Proposed New Area Code Meets With Busy Signal
Eastern Washington will continue to have just one area code for the foreseeable future.
State regulators Wednesday turned back an industry effort to impose a second area code on counties east of the Cascades.
Instead, telephone companies serving Spokane County - where new numbers are most in demand - were ordered to pool thousands of numbers they have not yet put to use.
The same rule will later be expanded to include all of Eastern Washington.
Glenn Blackmon, assistant director for telecommunications at the Washington Utilities and Transportation Commission, said Friday that as many as 300,000 of the 1.6 million numbers assigned to Spokane are warehoused.
Another 20,000 numbers are available in surrounding areas, he said.
In April, the telephone industry and a private company that manages the nation’s numbering system recommended that the state supplement the 509 area code with a second because rapid innovations in telecommunications were increasing demand for new telephone numbers.
A new, undesignated code would be necessary by April 2002, according to their calculations.
They supported an overlay plan that would leave an area intact, but assign a new area code to all new subscribers. All phone users would dial 10 numbers, not seven, to make their connections.
While the 509 area code has been used since 1957, Western Washington has been split and resplit into a quartet of area codes. A fifth area code will be introduced next October.
The WUTC staff, which acts independently of the three commissioners, has resisted the second area code proposal from the outset. Number pooling was suggested as an alternative in a memo issued early last month.
The commission accepted a modified version Wednesday.
Unless there is a change, pooling will begin on July 8, 2001.
Blackmon said telephone service providers will have to submit blocks of 1,000 unused numbers to a third party, Telcordia Technologies, which will reassign them as needed. “The companies are not allowed to buy and sell phone numbers,” he said.
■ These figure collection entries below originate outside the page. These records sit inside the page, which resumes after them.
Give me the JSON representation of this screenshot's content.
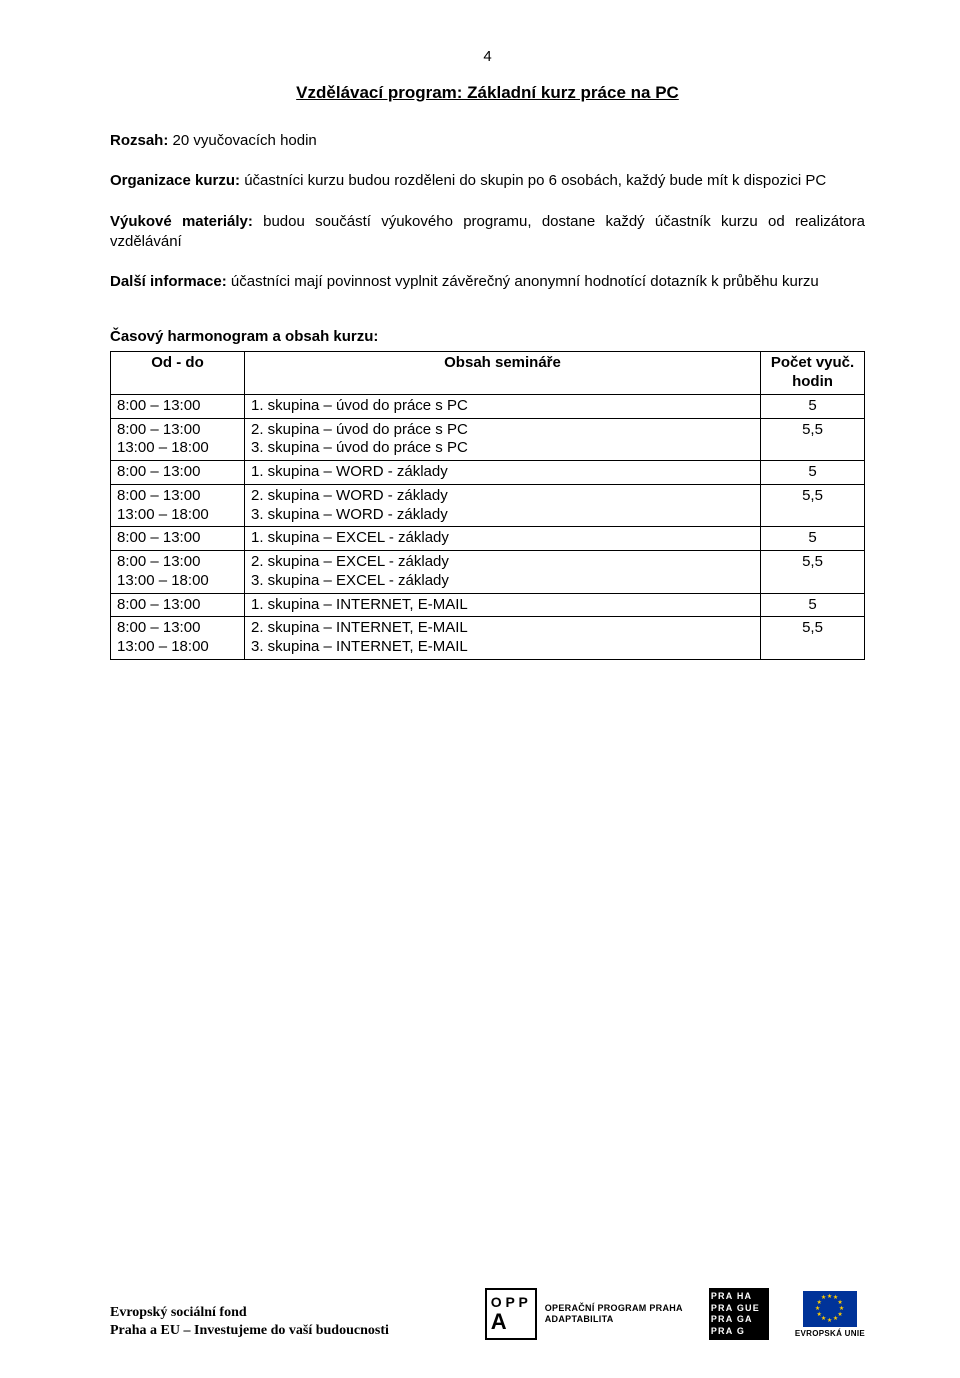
{
  "page_number": "4",
  "title": "Vzdělávací program: Základní kurz práce na PC",
  "paragraphs": {
    "p1": {
      "label": "Rozsah:",
      "text": " 20 vyučovacích hodin"
    },
    "p2": {
      "label": "Organizace kurzu:",
      "text": " účastníci kurzu budou rozděleni do skupin po 6 osobách, každý bude mít k dispozici PC"
    },
    "p3": {
      "label": "Výukové materiály:",
      "text": " budou součástí výukového programu, dostane každý účastník kurzu od realizátora vzdělávání"
    },
    "p4": {
      "label": "Další informace:",
      "text": " účastníci mají povinnost vyplnit závěrečný anonymní hodnotící dotazník k průběhu kurzu"
    }
  },
  "section_heading": "Časový harmonogram a obsah kurzu:",
  "table": {
    "columns": [
      "Od - do",
      "Obsah semináře",
      "Počet vyuč. hodin"
    ],
    "rows": [
      {
        "time": "8:00 – 13:00",
        "content": "1. skupina – úvod do práce s PC",
        "hours": "5"
      },
      {
        "time": "8:00 – 13:00\n13:00 – 18:00",
        "content": "2. skupina – úvod do práce s PC\n3. skupina – úvod do práce s PC",
        "hours": "5,5"
      },
      {
        "time": "8:00 – 13:00",
        "content": "1. skupina – WORD - základy",
        "hours": "5"
      },
      {
        "time": "8:00 – 13:00\n13:00 – 18:00",
        "content": "2. skupina – WORD - základy\n3. skupina – WORD - základy",
        "hours": "5,5"
      },
      {
        "time": "8:00 – 13:00",
        "content": "1. skupina – EXCEL - základy",
        "hours": "5"
      },
      {
        "time": "8:00 – 13:00\n13:00 – 18:00",
        "content": "2. skupina – EXCEL - základy\n3. skupina – EXCEL - základy",
        "hours": "5,5"
      },
      {
        "time": "8:00 – 13:00",
        "content": "1. skupina – INTERNET, E-MAIL",
        "hours": "5"
      },
      {
        "time": "8:00 – 13:00\n13:00 – 18:00",
        "content": "2. skupina – INTERNET, E-MAIL\n3. skupina – INTERNET, E-MAIL",
        "hours": "5,5"
      }
    ]
  },
  "footer": {
    "line1": "Evropský sociální fond",
    "line2": "Praha a EU – Investujeme do vaší budoucnosti",
    "opp_line1": "O P P",
    "opp_line2": "A",
    "opp_text1": "OPERAČNÍ PROGRAM PRAHA",
    "opp_text2": "ADAPTABILITA",
    "praha": [
      "PRA HA",
      "PRA GUE",
      "PRA GA",
      "PRA G"
    ],
    "eu_text": "EVROPSKÁ UNIE"
  },
  "colors": {
    "text": "#000000",
    "background": "#ffffff",
    "eu_blue": "#003399",
    "eu_gold": "#ffcc00",
    "praha_red": "#c8102e"
  }
}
Qwest officials estimated the change will delay the need for a new Spokane County area code at least another 10 months, he said. For the rest of Eastern Washington, the reprieve could be as long as 30 months.
“We think that’s a very conservative estimate,” Blackmon said.
In Chicago, he noted, a number-pooling system implemented three years ago continues to forestall adoption of another area code.
Blackmon said the chief opponent of pooling was Qwest, the largest provider of telecommunication services in Washington.
Theresa Jensen, Qwest director of regulatory affairs, said hardware and software costs associated with number pooling may exceed $20 million.
Switches, for example, must be modified to read 10 numbers - area code, prefix and suffix.
Now, Jensen said, all 10,000 suffixes associated with a prefix are owned by the same company. Once a switch has read the prefix, it knows where to route the call, and who provides the phone service.
That will no longer be the case.
Qwest, for example, may own 5,000 prefixes; XO Communications, 2,000, and other providers the remaining 3,000.
Jensen said modifying equipment will cost more than it will for competitors because they own fewer and newer switches than does Qwest.
She said Federal Communications Commission rules require states to pass on costs to all telephone users.
That could be done by extending a 43-cents-per-month charge that covers system changes that allow customers to keep the same telephone number if they switch telephone service providers, she said.
The charge is due to expire after two years.
Consumers might prefer dialing 10 digits to paying the additional charge, Jensen said.